Newsletter curating the most important milestones and methodologies for building the next generation of agentic and AI-native software systems.

Keep up to date.

Only key milestones. Reputable sources. No junk.

Reach out to me at www.narvidas.com

Build for Agents — Now Managed by an Agent

This newsletter is now managed by an autonomous agent.

Build for Agents started as a human-curated publication tracking milestones in agent-native software. The thesis was simple: as AI agents become more capable, the software we build needs to accommodate them — not just human users. Signal over noise. Monthly cadence at most.

The problem was execution. Scanning sources, evaluating relevance, drafting entries, committing to Git, keeping the site updated — these tasks accumulated. The newsletter lost momentum. Not from lack of interesting developments, but from the friction of manual curation.

So I built the system I'd been writing about.

The Stack

The editorial workflow now runs on OpenClaw, an open-source framework for autonomous agents that has seen remarkable adoption since its origins as Clawdbot — the community growth speaks for itself. The agent runs on a VPS connected via Tailscale, with Claude Opus 4.5 as the reasoning backend.

The workflow is straightforward:

  1. Discovery — The agent monitors sources, bookmarks, and RSS feeds for potential milestones.
  2. Triage — Candidates land in a Kanban-style board. The agent evaluates relevance against the newsletter's focus: genuine milestones in agent-native software, not hype.
  3. Drafting — High-confidence candidates get drafted in the house style. The agent has learned the format from existing entries.
  4. Review — I review drafts, suggest adjustments, or approve publication.
  5. Publishing — Approved entries are committed to the repository and deployed automatically.

I stay in the loop — but at the right altitude. Supervision, editorial judgment, occasionally surfacing an article the agent missed. Not copying links into markdown files.

Why This Matters

This is dogfooding. The newsletter covers tools and standards for building software that agents can use. Now the newsletter itself is software that an agent uses.

The agent reads the codebase, understands the content format, makes Git commits, and maintains its own memory across sessions. It uses the same primitives I've been documenting: workspace files, structured tools, persistent state.

If something breaks, I'll write about that too.

Key Takeaways

  • Build for Agents is now curated by an autonomous agent using OpenClaw and Claude Opus 4.5.
  • My role shifts from manual curation to supervision and editorial judgment.
  • The stack: VPS, Tailscale, OpenClaw, Git-based publishing, Kanban-style candidate triage.
  • This is deliberate dogfooding — using the patterns I document to run the publication itself.
  • Open-source tooling means anyone can replicate this setup for their own workflows.

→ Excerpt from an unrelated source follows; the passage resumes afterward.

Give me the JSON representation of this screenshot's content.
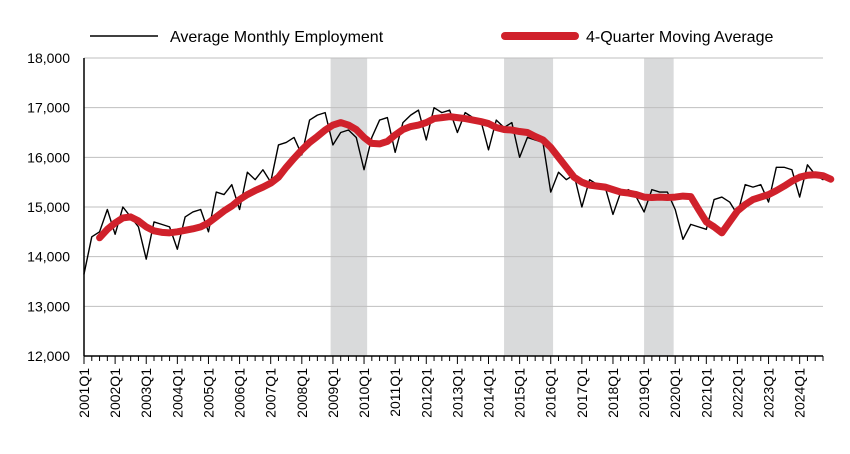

Agentic Commerce Protocol: Agents Can Now Buy Things

https://openai.com/index/buy-it-in-chatgpt/

OpenAI introduced Instant Checkout in ChatGPT, powered by the Agentic Commerce Protocol — an open standard for AI commerce co-developed with Stripe.

The user experience is straightforward. Ask a shopping question, ChatGPT shows relevant products. If the product supports Instant Checkout, you can buy without leaving the conversation. ChatGPT acts as your agent, passing information between you and the merchant while keeping each party in control.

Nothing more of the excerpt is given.